Nous ne pouvons qu’exprimer le sentiment de notre plus profond regret à Nos Alliés du Sud-Est asiatique qui ont, sans faillir, coopéré avec Notre Empire pour obtenir l’émancipation des contrées orientales. La pensée des officiers et soldats, ainsi que de tous les autres, tombés au champ d’honneur, de ceux qui ont péri à leur poste, de ceux qui ont trépassé avant l’heure et de toutes leurs familles endeuillées, Nous serre le cœur nuit et jour. Le bien-être des blessés et des victimes de la guerre, et de tous ceux qui ont perdu leur foyer et leurs moyens d’existence, est l’objet de Notre plus vive sollicitude. Les maux et les douleurs auxquels Notre nation sera soumise à l’avenir vont certainement être immenses. Nous sommes pleinement conscient des sentiments les plus profonds de vous tous, Nos sujets.
Cependant, c’est en conformité avec les décrets du temps et du sort que Nous avons résolu d’ouvrir la voie à une ère de paix grandiose pour toutes les générations à venir en endurant ce qui ne saurait être enduré et en supportant l’insupportable. Ayant pu sauvegarder et maintenir la structure de l’État impérial, Nous sommes toujours avec vous, Nos bons et loyaux sujets, Nous fiant à votre sincérité et à votre intégrité. Gardez-vous très rigoureusement de tout éclat d’émotion susceptible d’engendrer d’inutiles complications ; de toute querelle et lutte fratricides qui pourraient créer des désordres, vous entrainer hors du droit chemin et vous faire perdre la confiance du monde. Que la nation entière se perpétue comme une seule famille, de génération en génération, toujours ferme dans sa foi en la pérennité de son sol divin, gardant toujours présents à l’esprit le lourd fardeau de ses responsabilités et la pensée du long chemin qu’il lui reste à parcourir. Utilisez vos forces pour les consacrer à construire l’avenir. Cultivez les chemins de la droiture ; nourrissez la noblesse d’esprit ; et travaillez avec résolution, de façon à pouvoir rehausser la gloire immanente de l’État impérial et vous maintenir à la pointe du progrès dans le monde.

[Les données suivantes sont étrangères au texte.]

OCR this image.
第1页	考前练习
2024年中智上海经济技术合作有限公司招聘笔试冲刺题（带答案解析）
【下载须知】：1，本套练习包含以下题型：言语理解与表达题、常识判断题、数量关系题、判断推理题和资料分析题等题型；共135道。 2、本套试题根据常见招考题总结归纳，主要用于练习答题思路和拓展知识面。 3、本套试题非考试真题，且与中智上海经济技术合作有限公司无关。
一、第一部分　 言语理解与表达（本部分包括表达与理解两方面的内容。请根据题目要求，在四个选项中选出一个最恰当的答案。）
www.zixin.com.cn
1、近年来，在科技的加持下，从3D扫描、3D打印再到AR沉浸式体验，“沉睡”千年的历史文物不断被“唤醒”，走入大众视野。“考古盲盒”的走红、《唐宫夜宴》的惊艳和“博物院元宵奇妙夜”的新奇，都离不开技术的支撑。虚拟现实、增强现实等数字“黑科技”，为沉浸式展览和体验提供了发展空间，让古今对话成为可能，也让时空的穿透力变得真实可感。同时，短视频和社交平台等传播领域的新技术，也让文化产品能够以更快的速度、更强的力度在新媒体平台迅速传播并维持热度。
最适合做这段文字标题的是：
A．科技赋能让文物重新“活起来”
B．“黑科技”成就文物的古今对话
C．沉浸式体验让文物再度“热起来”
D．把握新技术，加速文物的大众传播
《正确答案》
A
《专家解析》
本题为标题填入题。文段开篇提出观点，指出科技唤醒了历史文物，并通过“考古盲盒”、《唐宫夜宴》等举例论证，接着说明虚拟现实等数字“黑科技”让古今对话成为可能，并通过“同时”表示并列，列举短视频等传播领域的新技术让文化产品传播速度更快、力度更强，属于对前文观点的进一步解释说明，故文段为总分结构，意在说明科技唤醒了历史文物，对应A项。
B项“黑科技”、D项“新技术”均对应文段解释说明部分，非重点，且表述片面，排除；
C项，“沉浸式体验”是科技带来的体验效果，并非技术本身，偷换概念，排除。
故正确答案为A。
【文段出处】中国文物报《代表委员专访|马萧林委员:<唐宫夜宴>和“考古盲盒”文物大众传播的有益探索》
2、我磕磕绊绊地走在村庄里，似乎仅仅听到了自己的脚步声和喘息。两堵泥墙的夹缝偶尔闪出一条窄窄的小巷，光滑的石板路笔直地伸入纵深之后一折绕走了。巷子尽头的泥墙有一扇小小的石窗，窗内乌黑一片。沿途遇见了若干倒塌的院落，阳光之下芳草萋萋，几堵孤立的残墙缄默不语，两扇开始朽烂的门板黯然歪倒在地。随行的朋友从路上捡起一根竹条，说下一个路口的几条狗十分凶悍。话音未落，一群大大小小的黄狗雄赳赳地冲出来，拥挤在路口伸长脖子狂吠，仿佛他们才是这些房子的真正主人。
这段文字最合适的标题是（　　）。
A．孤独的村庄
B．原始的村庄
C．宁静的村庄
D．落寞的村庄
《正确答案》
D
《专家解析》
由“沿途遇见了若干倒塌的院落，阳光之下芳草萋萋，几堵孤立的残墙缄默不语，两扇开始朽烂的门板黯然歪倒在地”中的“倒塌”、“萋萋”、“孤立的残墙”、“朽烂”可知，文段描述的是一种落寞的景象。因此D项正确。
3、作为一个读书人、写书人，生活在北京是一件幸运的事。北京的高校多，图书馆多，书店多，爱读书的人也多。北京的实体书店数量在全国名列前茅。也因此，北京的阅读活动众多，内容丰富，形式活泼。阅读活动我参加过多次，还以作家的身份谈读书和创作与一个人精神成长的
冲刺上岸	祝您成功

Le changement de statut de Hirohito
Après la capitulation du Japon en faveur des forces alliées, la question de sanction envers l’empereur est soulevée. Rapidement écartée, elle représente un danger trop important aux yeux des États-Unis. En effet, il était estimé que sanctionner Hirohito d’une manière franche représentait un risque beaucoup trop important de soulèvements populaires et de guerre civile. Les Japonais considéraient leur empereur comme un joyau national, intouchable et de nature divine.
Ainsi, alors que la plupart des hauts gradés japonais sont condamnés à mort ou emprisonnés, l’empereur échappe à toute sentence. Et pour ne pas se retrouver dans la même situation qu’une quinzaine d’années plus tôt, les alliés vont faire le choix de forcer l’empereur à répudier son statut quasi divin. C’est donc que le 1er janvier 1946 que l’empereur japonais perd la plupart de ses droits. Il répudie lui-même son statut et devient un empereur plus symbolique.

L’historien John Dower raconte que la capitulation du Japon « était et avait toujours été inconditionnelle ». Il explique également que la politique officielle des États-Unis était de « réformer l’institution impériale ou l’abolir complètement ». Cela dit, les autorités américaines n’avaient pas tranché jusqu’à la fin de 1945, ainsi le sort de Hirohito était dans le flou.
La nouvelle constitution rédigée par les forces d’occupation américaine en 1946, et qui rentre en vigueur à partir de 1947, fait du Japon une monarchie constitutionnelle. La souveraineté réside désormais dans le peuple, et non dans l’empereur. Celui-ci reste un symbole de l’État et de l’unité du peuple. On voit que son rapport avec la population change progressivement dans l’après-guerre. Alors qu’il était très discret, ne communiquait pas et ne prenait jamais la parole en public, il va progressivement multiplier les apparitions publiques, autoriser la publication d’images personnelles dans la presse, ou encore les livres sur sa vie familiale et personnelle.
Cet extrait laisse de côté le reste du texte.